El Consejo de Ministros aprobó ayer el real decreto de la Jefatura del Estado que concede el Collar de la insigne Orden del Toisón de Oro al que fuera primer presidente de la democracia. La vicepresidenta María Teresa Fernández de la Vega expresó la «emoción» del Ejecutivo al aprobar la condecoración real, que simboliza, dijo, la «expresión de agradecimiento y admiración» de los españoles y de los gobiernos que le precedieron a un político «de coraje y de palabra» como fue Adolfo Suárez.

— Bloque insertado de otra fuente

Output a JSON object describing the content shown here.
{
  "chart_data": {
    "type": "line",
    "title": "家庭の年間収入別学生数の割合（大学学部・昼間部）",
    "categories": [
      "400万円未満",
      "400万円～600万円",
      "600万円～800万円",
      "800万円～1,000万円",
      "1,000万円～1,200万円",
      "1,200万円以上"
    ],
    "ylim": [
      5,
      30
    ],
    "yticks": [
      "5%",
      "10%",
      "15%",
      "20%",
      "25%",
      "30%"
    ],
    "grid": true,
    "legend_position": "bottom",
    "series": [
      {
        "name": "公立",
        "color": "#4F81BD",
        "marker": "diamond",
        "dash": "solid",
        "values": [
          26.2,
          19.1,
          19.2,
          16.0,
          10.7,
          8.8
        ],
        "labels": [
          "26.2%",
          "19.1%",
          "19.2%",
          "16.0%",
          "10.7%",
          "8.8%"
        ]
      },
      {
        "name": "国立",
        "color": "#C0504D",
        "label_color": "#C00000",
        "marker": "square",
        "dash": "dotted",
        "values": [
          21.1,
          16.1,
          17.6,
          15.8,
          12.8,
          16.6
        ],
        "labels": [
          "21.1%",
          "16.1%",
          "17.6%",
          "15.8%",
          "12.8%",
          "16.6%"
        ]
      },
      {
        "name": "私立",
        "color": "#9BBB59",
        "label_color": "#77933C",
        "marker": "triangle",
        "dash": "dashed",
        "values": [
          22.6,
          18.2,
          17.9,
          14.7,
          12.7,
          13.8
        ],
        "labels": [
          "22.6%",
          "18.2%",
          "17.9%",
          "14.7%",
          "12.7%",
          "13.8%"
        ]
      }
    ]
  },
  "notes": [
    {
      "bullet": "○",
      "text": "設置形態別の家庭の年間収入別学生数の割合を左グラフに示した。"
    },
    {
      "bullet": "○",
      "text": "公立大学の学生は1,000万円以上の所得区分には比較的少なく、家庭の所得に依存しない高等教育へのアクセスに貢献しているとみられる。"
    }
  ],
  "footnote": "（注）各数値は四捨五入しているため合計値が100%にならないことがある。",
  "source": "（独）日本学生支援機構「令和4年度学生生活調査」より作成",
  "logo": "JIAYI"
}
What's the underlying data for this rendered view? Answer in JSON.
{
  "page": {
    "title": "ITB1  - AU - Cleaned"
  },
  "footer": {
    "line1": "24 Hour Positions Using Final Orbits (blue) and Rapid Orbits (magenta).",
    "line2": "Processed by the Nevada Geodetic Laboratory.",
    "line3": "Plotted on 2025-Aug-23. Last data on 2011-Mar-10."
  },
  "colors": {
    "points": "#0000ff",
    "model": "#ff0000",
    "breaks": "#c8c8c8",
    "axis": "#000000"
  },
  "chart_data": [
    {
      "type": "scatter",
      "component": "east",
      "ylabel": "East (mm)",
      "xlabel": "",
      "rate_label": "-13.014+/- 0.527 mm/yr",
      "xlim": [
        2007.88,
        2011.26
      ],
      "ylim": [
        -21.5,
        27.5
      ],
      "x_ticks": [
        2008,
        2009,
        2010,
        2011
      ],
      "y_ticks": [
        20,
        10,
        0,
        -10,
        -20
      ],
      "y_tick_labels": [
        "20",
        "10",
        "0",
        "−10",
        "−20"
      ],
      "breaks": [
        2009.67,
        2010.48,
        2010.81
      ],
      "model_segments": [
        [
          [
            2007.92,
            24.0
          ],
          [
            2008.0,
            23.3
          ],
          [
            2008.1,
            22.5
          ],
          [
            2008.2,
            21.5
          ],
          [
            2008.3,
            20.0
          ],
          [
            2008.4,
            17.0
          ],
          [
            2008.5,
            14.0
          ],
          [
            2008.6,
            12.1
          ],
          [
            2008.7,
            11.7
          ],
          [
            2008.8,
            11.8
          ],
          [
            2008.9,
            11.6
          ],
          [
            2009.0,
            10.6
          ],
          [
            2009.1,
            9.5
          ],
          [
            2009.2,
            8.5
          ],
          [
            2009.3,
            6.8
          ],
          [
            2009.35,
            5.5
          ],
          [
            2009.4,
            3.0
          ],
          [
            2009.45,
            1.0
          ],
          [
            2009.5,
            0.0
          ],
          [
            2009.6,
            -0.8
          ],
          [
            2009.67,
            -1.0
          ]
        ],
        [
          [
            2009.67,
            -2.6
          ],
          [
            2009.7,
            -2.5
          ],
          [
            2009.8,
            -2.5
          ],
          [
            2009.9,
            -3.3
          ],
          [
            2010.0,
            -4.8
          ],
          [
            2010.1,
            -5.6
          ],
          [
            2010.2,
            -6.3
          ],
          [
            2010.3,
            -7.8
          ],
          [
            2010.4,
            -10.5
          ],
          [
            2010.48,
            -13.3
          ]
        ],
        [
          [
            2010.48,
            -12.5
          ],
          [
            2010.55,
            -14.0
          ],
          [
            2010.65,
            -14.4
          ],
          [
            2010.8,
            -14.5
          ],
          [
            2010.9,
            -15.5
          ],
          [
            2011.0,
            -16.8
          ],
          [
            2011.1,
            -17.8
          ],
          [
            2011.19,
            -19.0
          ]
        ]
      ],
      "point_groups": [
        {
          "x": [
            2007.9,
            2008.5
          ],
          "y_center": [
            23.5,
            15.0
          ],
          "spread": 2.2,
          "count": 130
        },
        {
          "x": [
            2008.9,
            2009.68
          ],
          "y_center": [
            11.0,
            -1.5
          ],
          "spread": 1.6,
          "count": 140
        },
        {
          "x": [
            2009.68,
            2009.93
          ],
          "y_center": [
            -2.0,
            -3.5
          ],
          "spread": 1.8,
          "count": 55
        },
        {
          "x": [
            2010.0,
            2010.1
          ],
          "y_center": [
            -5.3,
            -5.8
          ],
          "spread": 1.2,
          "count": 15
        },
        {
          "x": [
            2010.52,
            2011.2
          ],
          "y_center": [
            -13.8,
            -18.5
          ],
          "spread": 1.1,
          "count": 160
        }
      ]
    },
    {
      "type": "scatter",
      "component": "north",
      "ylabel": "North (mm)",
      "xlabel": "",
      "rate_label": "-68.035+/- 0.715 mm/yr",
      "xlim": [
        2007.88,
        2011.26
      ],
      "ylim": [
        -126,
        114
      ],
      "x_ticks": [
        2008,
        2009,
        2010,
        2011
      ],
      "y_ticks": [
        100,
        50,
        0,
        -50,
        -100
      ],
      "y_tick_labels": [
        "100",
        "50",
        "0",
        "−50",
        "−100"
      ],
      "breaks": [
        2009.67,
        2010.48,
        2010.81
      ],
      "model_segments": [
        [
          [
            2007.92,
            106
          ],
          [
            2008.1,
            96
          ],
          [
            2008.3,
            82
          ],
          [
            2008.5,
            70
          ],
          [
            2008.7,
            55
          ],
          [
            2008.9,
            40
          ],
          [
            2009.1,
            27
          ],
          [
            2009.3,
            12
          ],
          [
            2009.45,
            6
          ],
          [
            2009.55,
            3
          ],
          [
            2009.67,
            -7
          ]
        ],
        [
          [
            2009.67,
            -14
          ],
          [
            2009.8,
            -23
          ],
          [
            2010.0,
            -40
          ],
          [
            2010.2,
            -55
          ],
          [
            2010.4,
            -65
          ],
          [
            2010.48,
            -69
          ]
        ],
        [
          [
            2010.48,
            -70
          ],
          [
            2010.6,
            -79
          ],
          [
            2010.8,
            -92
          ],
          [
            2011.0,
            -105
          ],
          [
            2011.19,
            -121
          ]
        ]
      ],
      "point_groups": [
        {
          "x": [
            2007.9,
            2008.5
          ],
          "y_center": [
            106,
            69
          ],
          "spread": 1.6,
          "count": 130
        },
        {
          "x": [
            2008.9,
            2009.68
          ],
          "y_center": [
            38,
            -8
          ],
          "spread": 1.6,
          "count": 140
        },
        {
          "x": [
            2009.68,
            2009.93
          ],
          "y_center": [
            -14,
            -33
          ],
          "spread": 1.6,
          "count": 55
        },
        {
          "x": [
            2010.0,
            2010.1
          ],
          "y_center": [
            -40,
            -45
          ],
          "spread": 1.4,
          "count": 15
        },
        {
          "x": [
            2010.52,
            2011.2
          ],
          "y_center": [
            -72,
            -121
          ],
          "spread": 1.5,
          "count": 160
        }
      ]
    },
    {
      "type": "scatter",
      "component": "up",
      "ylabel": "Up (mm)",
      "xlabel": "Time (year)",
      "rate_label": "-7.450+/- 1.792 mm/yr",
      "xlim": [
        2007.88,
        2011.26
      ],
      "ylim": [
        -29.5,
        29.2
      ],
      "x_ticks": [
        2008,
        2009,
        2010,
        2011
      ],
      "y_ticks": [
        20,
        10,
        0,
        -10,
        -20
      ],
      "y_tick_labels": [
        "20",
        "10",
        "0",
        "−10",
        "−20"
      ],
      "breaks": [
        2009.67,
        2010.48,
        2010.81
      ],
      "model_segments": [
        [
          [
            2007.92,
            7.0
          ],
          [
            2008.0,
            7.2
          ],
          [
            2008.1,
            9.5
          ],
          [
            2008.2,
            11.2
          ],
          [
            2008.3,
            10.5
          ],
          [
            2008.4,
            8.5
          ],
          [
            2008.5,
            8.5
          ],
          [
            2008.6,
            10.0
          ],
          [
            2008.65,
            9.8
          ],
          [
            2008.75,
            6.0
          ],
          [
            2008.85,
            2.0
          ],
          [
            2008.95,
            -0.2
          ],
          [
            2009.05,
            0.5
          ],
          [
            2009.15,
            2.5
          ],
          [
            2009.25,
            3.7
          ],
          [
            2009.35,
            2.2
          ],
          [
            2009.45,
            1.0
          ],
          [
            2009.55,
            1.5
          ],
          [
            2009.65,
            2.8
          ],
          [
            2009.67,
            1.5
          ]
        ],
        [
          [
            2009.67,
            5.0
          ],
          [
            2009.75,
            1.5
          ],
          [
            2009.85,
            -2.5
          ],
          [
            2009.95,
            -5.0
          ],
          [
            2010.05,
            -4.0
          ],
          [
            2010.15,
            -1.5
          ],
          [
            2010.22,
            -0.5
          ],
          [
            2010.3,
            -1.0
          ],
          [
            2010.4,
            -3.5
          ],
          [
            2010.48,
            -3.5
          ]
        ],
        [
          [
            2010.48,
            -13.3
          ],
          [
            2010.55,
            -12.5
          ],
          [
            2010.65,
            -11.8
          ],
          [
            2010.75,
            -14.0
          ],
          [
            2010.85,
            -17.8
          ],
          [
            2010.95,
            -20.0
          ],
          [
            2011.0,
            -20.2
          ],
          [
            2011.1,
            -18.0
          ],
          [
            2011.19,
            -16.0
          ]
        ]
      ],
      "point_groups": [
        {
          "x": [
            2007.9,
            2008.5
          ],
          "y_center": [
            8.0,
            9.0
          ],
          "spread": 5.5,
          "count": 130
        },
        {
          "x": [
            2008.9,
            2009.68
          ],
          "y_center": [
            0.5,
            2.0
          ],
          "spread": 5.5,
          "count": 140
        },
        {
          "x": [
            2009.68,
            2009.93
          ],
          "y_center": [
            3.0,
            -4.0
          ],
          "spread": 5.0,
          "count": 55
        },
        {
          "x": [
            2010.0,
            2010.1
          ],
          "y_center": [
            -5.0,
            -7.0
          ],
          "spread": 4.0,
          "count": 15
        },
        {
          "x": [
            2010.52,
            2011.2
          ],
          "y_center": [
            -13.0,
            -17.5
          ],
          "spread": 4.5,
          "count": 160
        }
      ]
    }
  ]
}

«El tiempo siempre hace justicia con quienes hicieron tanto por cambiar la sociedad», dijo De la Vega, quien recordó que Suárez gobernó en tiempos «cruciales y muy frágiles». «Si el rumbo no se desvió y se logró avanzar en la democracia fue gracias a personas como él, que supieron personificar el coraje y la valentía con que los españoles estaban empujando la transición», añadió.
La Orden del Toisón de Oro fue constituida en 1430 por el duque Felipe III el Bueno de Borgoña y pasó a España con Carlos I por herencia del emperador germánico. Don Juan Carlos, que es quien ostenta ahora la soberanía y el Gran Maestrazgo de la orden, es el único que puede conceder la distinción. En sus treinta y dos años de reinado la ha otorgado a los reyes de los países europeos, pero son pocas las personalidades ajenas a la realeza que la han recibido.
Suárez engrosará así una lista de escogidos y compartirá honores con el último presidente de las Cortes franquistas y artífice también de la Transición, Torcuato Fernández Miranda; el primer jefe de la Casa de don Juan Carlos, Nicolás de Colomer, marqués de Mondejar; y el escritor José María Pemán.